Por Jaime Buenahora Febres-Cordero
El Museo de Historia de San José de Cúcuta
Estamos a escasos años de conmemorar el tricentenario de la fundación de Cúcuta. Todo comenzó el 17 de junio de 1733, cuando una venerable anciana, doña Juana Ranjel de Cuéllar, suscribió desde su hacienda de Tonchalá y ante el alcalde de Pamplona, don José Antonio Villamizar, la escritura pública de donación de media estancia de ganado mayor.
Desde entonces, generaciones y acontecimientos han sido gestores de su historia, como el título de “Muy noble, valerosa y leal Villa”, que le otorgara el rey Carlos IV en 1792, justo el año del nacimiento de Santander; la lucha por la Independencia, la victoria de Bolívar en 1813, el Congreso Gran Colombiano de 1821 y la primera Constitución de nuestra vida republicana; en fin, episodios que marcaron a nuestros antepasados, y forman con orgullo nuestras raíces.
Hoy está terminando la Semana Santa de 2028, y acabo de salir, junto a una pareja de amigos de otra ciudad, del Museo de Historia de Cúcuta, que está ubicado en el antiguo Palacio Nacional, edificación que fue restaurada conservando su arquitectura original.
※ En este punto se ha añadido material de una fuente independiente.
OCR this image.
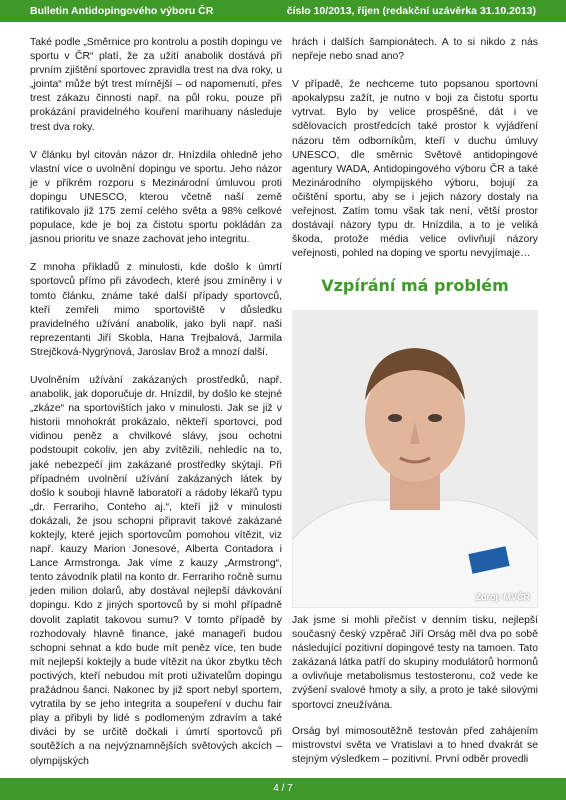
Bulletin Antidopingového výboru ČR	číslo 10/2013, říjen (redakční uzávěrka 31.10.2013)

Také podle „Směrnice pro kontrolu a postih dopingu ve sportu v ČR“ platí, že za užití anabolik dostává při prvním zjištění sportovec zpravidla trest na dva roky, u „jointa“ může být trest mírnější – od napomenutí, přes trest zákazu činnosti např. na půl roku, pouze při prokázání pravidelného kouření marihuany následuje trest dva roky.

V článku byl citován názor dr. Hnízdila ohledně jeho vlastní více o uvolnění dopingu ve sportu. Jeho názor je v příkrém rozporu s Mezinárodní úmluvou proti dopingu UNESCO, kterou včetně naší země ratifikovalo již 175 zemí celého světa a 98% celkové populace, kde je boj za čistotu sportu pokládán za jasnou prioritu ve snaze zachovat jeho integritu.

Z mnoha příkladů z minulosti, kde došlo k úmrtí sportovců přímo při závodech, které jsou zmíněny i v tomto článku, známe také další případy sportovců, kteří zemřeli mimo sportoviště v důsledku pravidelného užívání anabolik, jako byli např. naši reprezentanti Jiří Skobla, Hana Trejbalová, Jarmila Strejčková-Nygrýnová, Jaroslav Brož a mnozí další.

Uvolněním užívání zakázaných prostředků, např. anabolik, jak doporučuje dr. Hnízdil, by došlo ke stejné „zkáze“ na sportovištích jako v minulosti. Jak se již v historii mnohokrát prokázalo, někteří sportovci, pod vidinou peněz a chvilkové slávy, jsou ochotni podstoupit cokoliv, jen aby zvítězili, nehledíc na to, jaké nebezpečí jim zakázané prostředky skýtají. Při případném uvolnění užívání zakázaných látek by došlo k souboji hlavně laboratoří a rádoby lékařů typu „dr. Ferrariho, Conteho aj.“, kteří již v minulosti dokázali, že jsou schopni připravit takové zakázané koktejly, které jejich sportovcům pomohou vítězit, viz např. kauzy Marion Jonesové, Alberta Contadora i Lance Armstronga. Jak víme z kauzy „Armstrong“, tento závodník platil na konto dr. Ferrariho ročně sumu jeden milion dolarů, aby dostával nejlepší dávkování dopingu. Kdo z jiných sportovců by si mohl případně dovolit zaplatit takovou sumu? V tomto případě by rozhodovaly hlavně finance, jaké manageři budou schopni sehnat a kdo bude mít peněz více, ten bude mít nejlepší koktejly a bude vítězit na úkor zbytku těch poctivých, kteří nebudou mít proti uživatelům dopingu pražádnou šanci. Nakonec by již sport nebyl sportem, vytratila by se jeho integrita a soupeření v duchu fair play a přibyli by lidé s podlomeným zdravím a také diváci by se určitě dočkali i úmrtí sportovců při soutěžích a na nejvýznamnějších světových akcích – olympijských

hrách i dalších šampionátech. A to si nikdo z nás nepřeje nebo snad ano?

V případě, že nechceme tuto popsanou sportovní apokalypsu zažít, je nutno v boji za čistotu sportu vytrvat. Bylo by velice prospěšné, dát i ve sdělovacích prostředcích také prostor k vyjádření názoru těm odborníkům, kteří v duchu úmluvy UNESCO, dle směrnic Světové antidopingové agentury WADA, Antidopingového výboru ČR a také Mezinárodního olympijského výboru, bojují za očištění sportu, aby se i jejich názory dostaly na veřejnost. Zatím tomu však tak není, větší prostor dostávají názory typu dr. Hnízdila, a to je veliká škoda, protože média velice ovlivňují názory veřejnosti, pohled na doping ve sportu nevyjímaje…

Vzpírání má problém
Zdroj: MVČR

Jak jsme si mohli přečíst v denním tisku, nejlepší současný český vzpěrač Jiří Orság měl dva po sobě následující pozitivní dopingové testy na tamoen. Tato zakázaná látka patří do skupiny modulátorů hormonů a ovlivňuje metabolismus testosteronu, což vede ke zvýšení svalové hmoty a síly, a proto je také silovými sportovci zneužívána.

Orság byl mimosoutěžně testován před zahájením mistrovství světa ve Vratislavi a to hned dvakrát se stejným výsledkem – pozitivní. První odběr provedli

4 / 7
Alguno de sus hijos, ya en los 15 años, preguntó todo el tiempo.
Tuve que explicarle que, en medio de serios problemas que tenía la ciudad hace 5 años, como los de pobreza, informalidad, inseguridad y caos vial, que resumían el desorden colectivo, la Alcaldía de entonces había comenzado a trabajar en el Museo, entendiéndolo como epicentro del sentido de pertenencia, porque no era incompatible abordar esa tarea en simultaneidad con otros desafíos sociales y económicos.
Me preguntó por el origen de los museos, y le conté que, según los arqueólogos, fue la princesa Ennigaldi, hija de un rey babilónico, quien organizó la primera colección de artefactos hace 2.500 años; pero que, en sentido moderno, el Renacimiento maduró el concepto; que el British Museum abrió puertas en 1759, aunque solo para las élites; y, que los revolucionarios franceses en 1793, sentaron para siempre la idea de que los museos debían ser espacios para toda la población, poniendo El Louvre a su disposición. También le conté que, aunque los grandes museos albergan conocimiento, resumiendo la historia de los pueblos, unos cuantos despliegan excentricidades, como el Museo del Pelo en Capadocia, o el de las Relaciones Rotas en Zagreb.
Recorrimos las quince salas del Museo, y las preguntas del joven continuaron sin interrupción. Hablamos del origen de nombres como Cúcuta, Zulima, Tonchalá, Zulia, y Guaimaral; del sitio de la ciudad en la Guerra de los Mil Días, del Ferrocarril de la Frontera, y del Tratado de Límites de 1941 entre Colombia y Venezuela; de Santander, González Valencia y Barco; de la fundación de La Opinión, de la crisis del comercio de 1983, y hasta del concierto “Paz sin Fronteras” de 2008 y las olas migratorias venezolanas recientes, que profundizamos mediante testimonios, fotografías y documentales.
El tercer piso del Museo contiene dos secciones. Una de carácter sectorial, en alusión al comercio, las artes y letras, la música, el deporte, y las costumbres familiares y callejeras; recuerdo que me preguntó por qué celebramos el Día de la Madre el último domingo de mayo. La otra sección, más de etnología, recuerda los indios Cúcuta, Chitareros y Motilones-Barí. Sobre los Cúcuta, les hablé de sus extensas plantaciones de cacao, mientras que de los Chitareros evoqué los relatos de William Ospina en su novela Ursúa, fundador de Pamplona; y, de los Motilones-Barí, les expliqué su hermosa leyenda del Farol del Catatumbo, ese fenómeno natural que siempre han considerado resplandor eterno para rendir tributo al Creador.
Fueron tres horas de recreación y aprendizaje. Me sentí súper orgulloso de mis raíces cucuteñas, y de haberles mostrado a mis amigos un pedazo de nuestra historia. Se fueron felices, convencidos no solo de que aquí había nacido Colombia, sino de que la pujanza de sus hijos parecía no tener límites.